Miso Marinated Beef Short Ribs
Serves 6-8
Time 3 hours 30 minutes
Ingredients
1 kg beef short ribs, bone-in
300g dark miso
½ cup vinegar
2 tbsp soy sauce
2 tbsp chilli sauce
¼ cup teriyaki sauce
1 tsp sesame oil
3 cloves garlic, finely sliced
1 thumb ginger, finely sliced
1 bunch coriander, finely sliced
½ cup crispy chilli sauce
¼ cup brown sugar
Asian Slaw
4 spring onions, finely sliced
½ red onion, thinly sliced
1 long red chilli, thinly sliced
250g baby cucumbers, cut into rounds
½ wombok, thinly sliced
1 tbsp pickled ginger, thinly sliced
1 bunch coriander, finely sliced
100g snow peas, sliced
1 lime, juice
Salt and pepper to taste
½ pickled daikon, cubed
2 tbsp extra virgin olive oil
Method
Whisk all of the sauce ingredients together.

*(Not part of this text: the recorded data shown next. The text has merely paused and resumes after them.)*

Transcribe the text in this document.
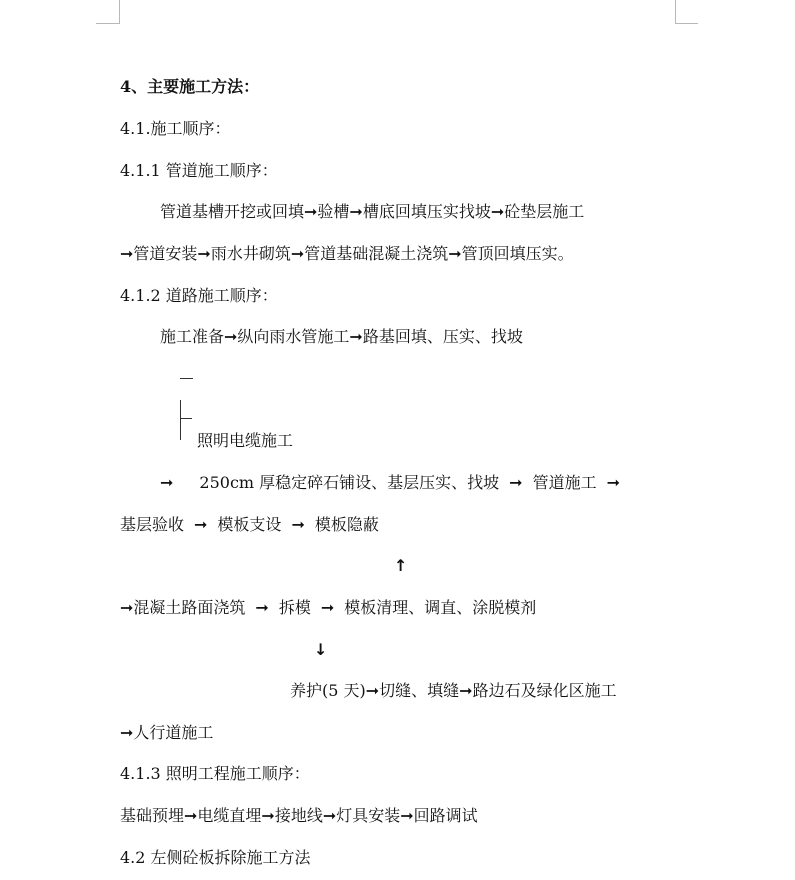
4、主要施工方法：
4.1.施工顺序：
4.1.1 管道施工顺序：
管道基槽开挖或回填➞验槽➞槽底回填压实找坡➞砼垫层施工
➞管道安装➞雨水井砌筑➞管道基础混凝土浇筑➞管顶回填压实。
4.1.2 道路施工顺序：
施工准备➞纵向雨水管施工➞路基回填、压实、找坡
照明电缆施工
➞ 250cm 厚稳定碎石铺设、基层压实、找坡 ➞ 管道施工 ➞
基层验收 ➞ 模板支设 ➞ 模板隐蔽
↑
➞混凝土路面浇筑 ➞ 拆模 ➞ 模板清理、调直、涂脱模剂
↓
养护(5 天)➞切缝、填缝➞路边石及绿化区施工
➞人行道施工
4.1.3 照明工程施工顺序：
基础预埋➞电缆直埋➞接地线➞灯具安装➞回路调试
4.2 左侧砼板拆除施工方法
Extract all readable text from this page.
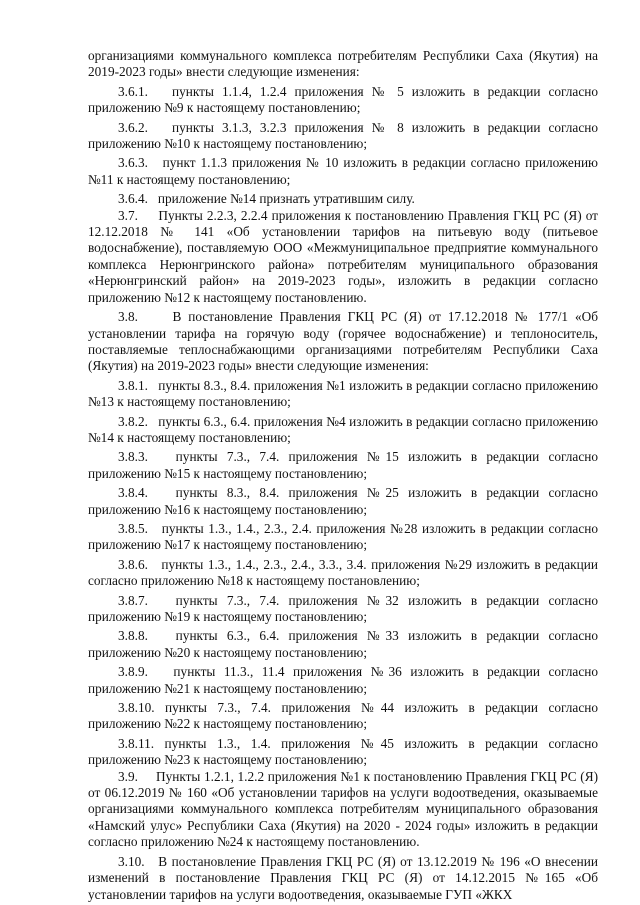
организациями коммунального комплекса потребителям Республики Саха (Якутия) на 2019-2023 годы» внести следующие изменения:

3.6.1.   пункты 1.1.4, 1.2.4 приложения № 5 изложить в редакции согласно приложению №9 к настоящему постановлению;

3.6.2.   пункты 3.1.3, 3.2.3 приложения № 8 изложить в редакции согласно приложению №10 к настоящему постановлению;

3.6.3.   пункт 1.1.3 приложения № 10 изложить в редакции согласно приложению №11 к настоящему постановлению;

3.6.4.   приложение №14 признать утратившим силу.

3.7.     Пункты 2.2.3, 2.2.4 приложения к постановлению Правления ГКЦ РС (Я) от 12.12.2018 № 141 «Об установлении тарифов на питьевую воду (питьевое водоснабжение), поставляемую ООО «Межмуниципальное предприятие коммунального комплекса Нерюнгринского района» потребителям муниципального образования «Нерюнгринский район» на 2019-2023 годы», изложить в редакции согласно приложению №12 к настоящему постановлению.

3.8.     В постановление Правления ГКЦ РС (Я) от 17.12.2018 № 177/1 «Об установлении тарифа на горячую воду (горячее водоснабжение) и теплоноситель, поставляемые теплоснабжающими организациями потребителям Республики Саха (Якутия) на 2019-2023 годы» внести следующие изменения:

3.8.1.   пункты 8.3., 8.4. приложения №1 изложить в редакции согласно приложению №13 к настоящему постановлению;

3.8.2.   пункты 6.3., 6.4. приложения №4 изложить в редакции согласно приложению №14 к настоящему постановлению;

3.8.3.   пункты 7.3., 7.4. приложения №15 изложить в редакции согласно приложению №15 к настоящему постановлению;

3.8.4.   пункты 8.3., 8.4. приложения №25 изложить в редакции согласно приложению №16 к настоящему постановлению;

3.8.5.   пункты 1.3., 1.4., 2.3., 2.4. приложения №28 изложить в редакции согласно приложению №17 к настоящему постановлению;

3.8.6.   пункты 1.3., 1.4., 2.3., 2.4., 3.3., 3.4. приложения №29 изложить в редакции согласно приложению №18 к настоящему постановлению;

3.8.7.   пункты 7.3., 7.4. приложения №32 изложить в редакции согласно приложению №19 к настоящему постановлению;

3.8.8.   пункты 6.3., 6.4. приложения №33 изложить в редакции согласно приложению №20 к настоящему постановлению;

3.8.9.   пункты 11.3., 11.4 приложения №36 изложить в редакции согласно приложению №21 к настоящему постановлению;

3.8.10. пункты 7.3., 7.4. приложения №44 изложить в редакции согласно приложению №22 к настоящему постановлению;

3.8.11. пункты 1.3., 1.4. приложения №45 изложить в редакции согласно приложению №23 к настоящему постановлению;

3.9.     Пункты 1.2.1, 1.2.2 приложения №1 к постановлению Правления ГКЦ РС (Я) от 06.12.2019 № 160 «Об установлении тарифов на услуги водоотведения, оказываемые организациями коммунального комплекса потребителям муниципального образования «Намский улус» Республики Саха (Якутия) на 2020 - 2024 годы» изложить в редакции согласно приложению №24 к настоящему постановлению.

3.10.   В постановление Правления ГКЦ РС (Я) от 13.12.2019 № 196 «О внесении изменений в постановление Правления ГКЦ РС (Я) от 14.12.2015 №165 «Об установлении тарифов на услуги водоотведения, оказываемые ГУП «ЖКХ
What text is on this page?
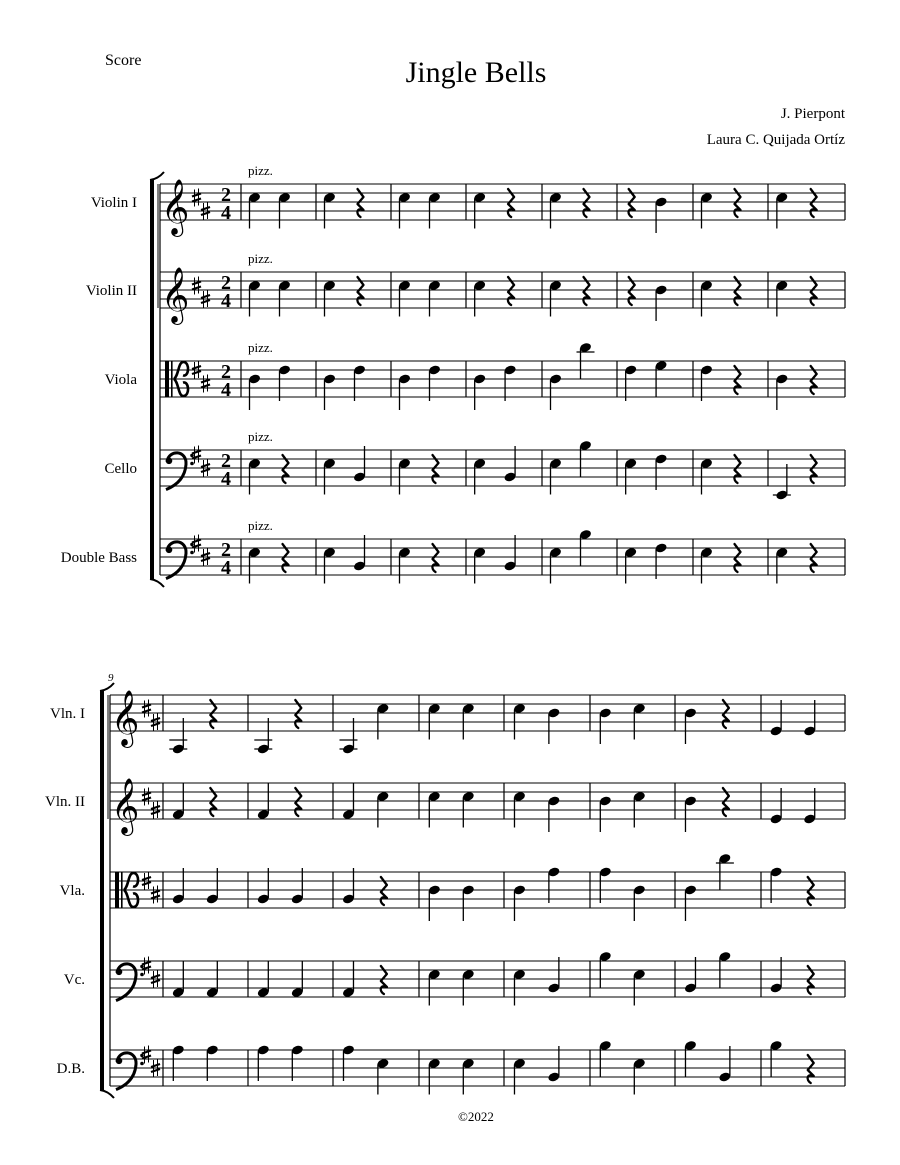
Score	Jingle Bells
J. Pierpont
Laura C. Quijada Ortíz
©2022
Violin I 𝄞 2
4
pizz.
Violin II 𝄞 2
4
pizz.
Viola	2
4
pizz.
Cello	2
4
pizz.
Double Bass	2
4
pizz.
9
Vln. I 𝄞
Vln. II 𝄞
Vla.
Vc.
D.B.
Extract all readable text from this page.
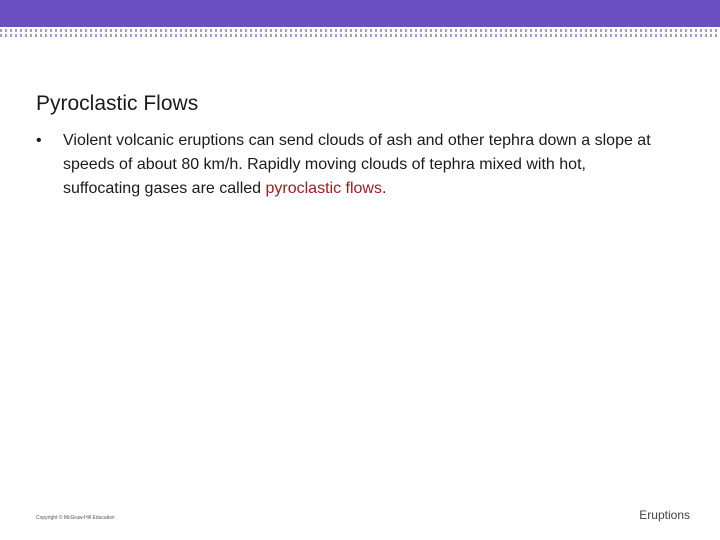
Pyroclastic Flows
• Violent volcanic eruptions can send clouds of ash and other tephra down a slope at speeds of about 80 km/h. Rapidly moving clouds of tephra mixed with hot, suffocating gases are called pyroclastic flows.
Copyright © McGraw-Hill Education	Eruptions
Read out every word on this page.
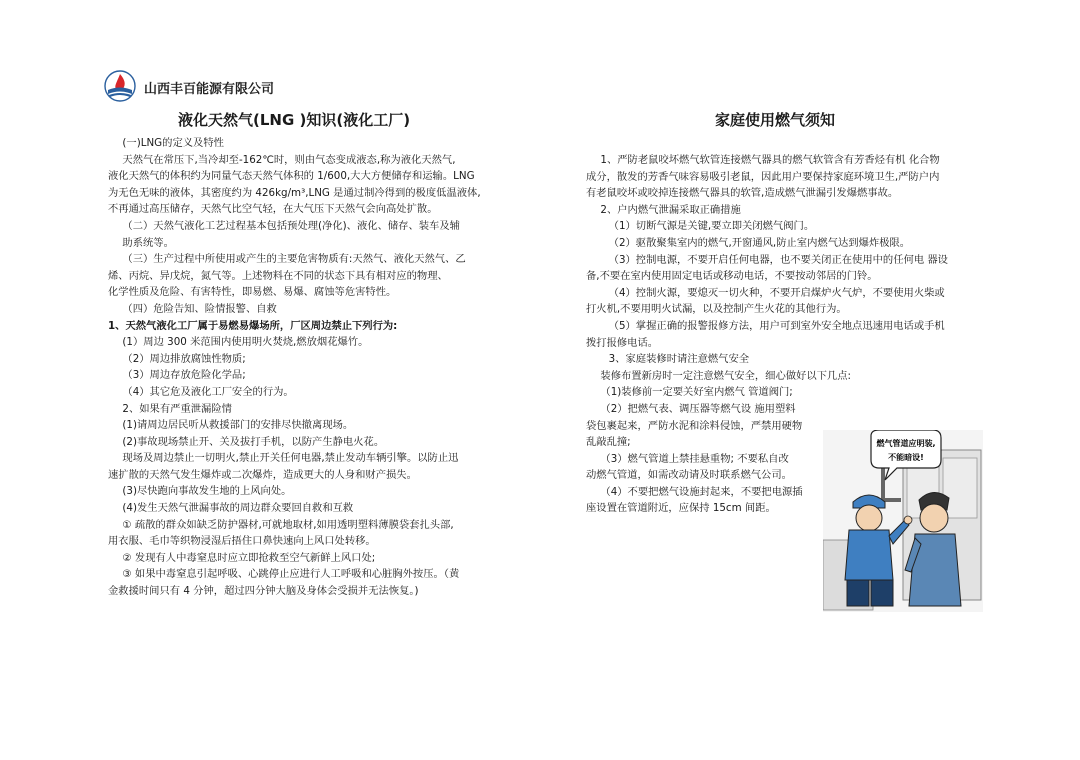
山西丰百能源有限公司
液化天然气(LNG )知识(液化工厂)

(一)LNG的定义及特性

天然气在常压下,当冷却至-162℃时，则由气态变成液态,称为液化天然气,

液化天然气的体积约为同量气态天然气体积的 1/600,大大方便储存和运输。LNG

为无色无味的液体，其密度约为 426kg/m³,LNG 是通过制冷得到的极度低温液体,

不再通过高压储存，天然气比空气轻，在大气压下天然气会向高处扩散。

（二）天然气液化工艺过程基本包括预处理(净化)、液化、储存、装车及辅

助系统等。

（三）生产过程中所使用或产生的主要危害物质有:天然气、液化天然气、乙

烯、丙烷、异戊烷，氮气等。上述物料在不同的状态下具有相对应的物理、

化学性质及危险、有害特性，即易燃、易爆、腐蚀等危害特性。

（四）危险告知、险情报警、自救

1、天然气液化工厂属于易燃易爆场所，厂区周边禁止下列行为:

(1）周边 300 米范围内使用明火焚烧,燃放烟花爆竹。

（2）周边排放腐蚀性物质;

（3）周边存放危险化学品;

（4）其它危及液化工厂安全的行为。

2、如果有严重泄漏险情

(1)请周边居民听从救援部门的安排尽快撤离现场。

(2)事故现场禁止开、关及拔打手机，以防产生静电火花。

现场及周边禁止一切明火,禁止开关任何电器,禁止发动车辆引擎。以防止迅

速扩散的天然气发生爆炸或二次爆炸，造成更大的人身和财产损失。

(3)尽快跑向事故发生地的上风向处。

(4)发生天然气泄漏事故的周边群众要回自救和互救

① 疏散的群众如缺乏防护器材,可就地取材,如用透明塑料薄膜袋套扎头部,

用衣服、毛巾等织物浸湿后捂住口鼻快速向上风口处转移。

② 发现有人中毒窒息时应立即抢救至空气新鲜上风口处;

③ 如果中毒窒息引起呼吸、心跳停止应进行人工呼吸和心脏胸外按压。（黄

金救援时间只有 4 分钟，超过四分钟大脑及身体会受损并无法恢复。)

家庭使用燃气须知

1、严防老鼠咬坏燃气软管连接燃气器具的燃气软管含有芳香烃有机 化合物

成分，散发的芳香气味容易吸引老鼠，因此用户要保持家庭环境卫生,严防户内

有老鼠咬坏或咬掉连接燃气器具的软管,造成燃气泄漏引发爆燃事故。

2、户内燃气泄漏采取正确措施

（1）切断气源是关键,要立即关闭燃气阀门。

（2）驱散聚集室内的燃气,开窗通风,防止室内燃气达到爆炸极限。

（3）控制电源，不要开启任何电器，也不要关闭正在使用中的任何电 器设

备,不要在室内使用固定电话或移动电话，不要按动邻居的门铃。

（4）控制火源，要熄灭一切火种，不要开启煤炉火气炉，不要使用火柴或

打火机,不要用明火试漏，以及控制产生火花的其他行为。

（5）掌握正确的报警报修方法，用户可到室外安全地点迅速用电话或手机

拨打报修电话。

3、家庭装修时请注意燃气安全

装修布置新房时一定注意燃气安全，细心做好以下几点:

（1)装修前一定要关好室内燃气 管道阀门;

（2）把燃气表、调压器等燃气设 施用塑料

袋包裹起来，严防水泥和涂料侵蚀，严禁用硬物

乱敲乱撞;

（3）燃气管道上禁挂悬重物; 不要私自改

动燃气管道，如需改动请及时联系燃气公司。

（4）不要把燃气设施封起来，不要把电源插

座设置在管道附近，应保持 15cm 间距。

燃气管道应明装,
不能暗设!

Place beef ribs in a deep baking tray, and pour the sauce over. Cover with baking paper and foil. If time permits marinade overnight.
Preheat the oven to 160C fan-forced, bring the beef up to room temperature and bake for 3 hours, or until the meat is tender.
Combine all of the ingredients for the slaw together in a large bowl.
Serve the ribs with a generous portion of the fresh slaw.